FRA Certification Helpline: (216) 694-0240

(The following story by Don Stacom appeared on The Hartford Courant website on March 10, 2009.)

HARTFORD, Conn. — The biggest piece of Connecticut’s federal stimulus aid for transportation will be used to replace a deteriorated Amtrak bridge in Branford and refurbish a stretch of the Merritt Parkway in Trumbull and Fairfield, a panel agreed Monday.

“This gets a lot of people working and it does projects that your DOT believes are essential,” Transportation Commissioner Joseph Marie told the Recovery Working Group in a meeting at the Capitol.

The panel approved Marie’s proposal to allocate up to $143.8 million for those two projects, along with $58.2 million for a series of smaller jobs ranging from bridge repairs in Enfield and Westport to overhead sign replacement for highways throughout the state.

As the panel discussed how to get the most work for the money, state Rep. Anthony Guerrera, D- Rocky Hill, and co-chairman of the transportation committee, said that the primary goal must be to get the money out fast to the state’s beaten-down construction contractors.

“The industry out there is paralyzed. I’m hearing unless this is going by summer, there’s going to be more unemployment and you’ll see some of the smaller companies folding up,” Guerrera said.

John Olsen, president of the state AFL-CIO, warned against spending money to benefit out-of-state companies or workers.

“I’m concerned about local labor. There’s a lot of unemployment out there,” he said. “We should try to use local materials, local labor.”

Lisa Moody, chief of staff for Gov. M. Jodi Rell, said that Connecticut will write its contracts to ensure they benefit local businesses and workers as much as the law permits.

Bids for the Amtrak bridge and Merritt Parkway work are already out, and contractors’ price quotes will be submitted by the end of the month. To expedite the process, the state Department of Transportation has begun advertising many of the smaller jobs, too, advising bidders that the work might be funded through stimulus grants.

“It behooves us to get all of these started before the construction season runs out,” Marie said.

The DOT chose high-priority projects that could be started quickly, but it also tried to spread funding around the state and between different types of projects so that the maximum number of workers would benefit. So rather than spending everything on repaving, the state will include guard rail work, traffic signal installation and reconstruction of bridges, Marie said.

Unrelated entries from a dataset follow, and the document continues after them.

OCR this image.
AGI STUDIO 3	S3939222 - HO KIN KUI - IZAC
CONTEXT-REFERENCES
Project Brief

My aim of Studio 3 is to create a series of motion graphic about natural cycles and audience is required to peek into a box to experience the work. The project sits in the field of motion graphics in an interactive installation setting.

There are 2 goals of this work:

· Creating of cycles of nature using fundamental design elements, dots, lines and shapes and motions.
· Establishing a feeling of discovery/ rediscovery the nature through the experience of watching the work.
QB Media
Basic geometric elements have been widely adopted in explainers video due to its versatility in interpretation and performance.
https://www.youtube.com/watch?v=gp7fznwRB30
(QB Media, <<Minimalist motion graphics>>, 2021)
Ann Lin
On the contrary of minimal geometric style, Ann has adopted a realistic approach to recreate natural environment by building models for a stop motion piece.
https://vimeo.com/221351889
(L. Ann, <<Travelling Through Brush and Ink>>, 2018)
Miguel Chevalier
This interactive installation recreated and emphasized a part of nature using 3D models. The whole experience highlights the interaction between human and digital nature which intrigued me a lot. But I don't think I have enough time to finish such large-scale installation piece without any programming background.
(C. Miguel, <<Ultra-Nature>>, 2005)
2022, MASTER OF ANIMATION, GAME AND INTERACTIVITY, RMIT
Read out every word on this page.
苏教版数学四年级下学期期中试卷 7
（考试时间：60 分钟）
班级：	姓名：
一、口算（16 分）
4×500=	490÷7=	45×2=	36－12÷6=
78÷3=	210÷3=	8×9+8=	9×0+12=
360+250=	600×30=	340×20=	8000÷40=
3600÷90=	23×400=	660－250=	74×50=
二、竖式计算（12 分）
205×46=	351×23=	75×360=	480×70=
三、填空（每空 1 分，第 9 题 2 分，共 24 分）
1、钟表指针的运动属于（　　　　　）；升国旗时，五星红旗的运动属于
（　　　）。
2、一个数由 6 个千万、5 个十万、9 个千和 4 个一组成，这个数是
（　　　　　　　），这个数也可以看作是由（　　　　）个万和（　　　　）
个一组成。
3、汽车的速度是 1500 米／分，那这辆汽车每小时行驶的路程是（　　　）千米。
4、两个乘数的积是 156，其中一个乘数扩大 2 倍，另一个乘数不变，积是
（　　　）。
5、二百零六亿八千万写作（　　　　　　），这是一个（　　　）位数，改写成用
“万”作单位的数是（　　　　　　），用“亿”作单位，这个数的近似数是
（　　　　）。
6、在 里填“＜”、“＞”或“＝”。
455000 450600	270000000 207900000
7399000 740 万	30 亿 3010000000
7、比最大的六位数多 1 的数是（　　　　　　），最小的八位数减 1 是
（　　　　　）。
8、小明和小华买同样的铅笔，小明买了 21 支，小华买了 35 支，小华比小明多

The complex formula divvying up President Barack Obama’s $787 billion stimulus program gives Connecticut $302 million for repairing roads and bridges. The DOT will spend 70 percent on state projects, and individual regions will use the rest for local projects. It will award another $137 million for mass transit, with most of that total going to regional transit planning areas. The DOT wants to use its share of that fund to replace its oldest buses.

“Our bus fleet is getting old, well past midlife crisis,” Marie said.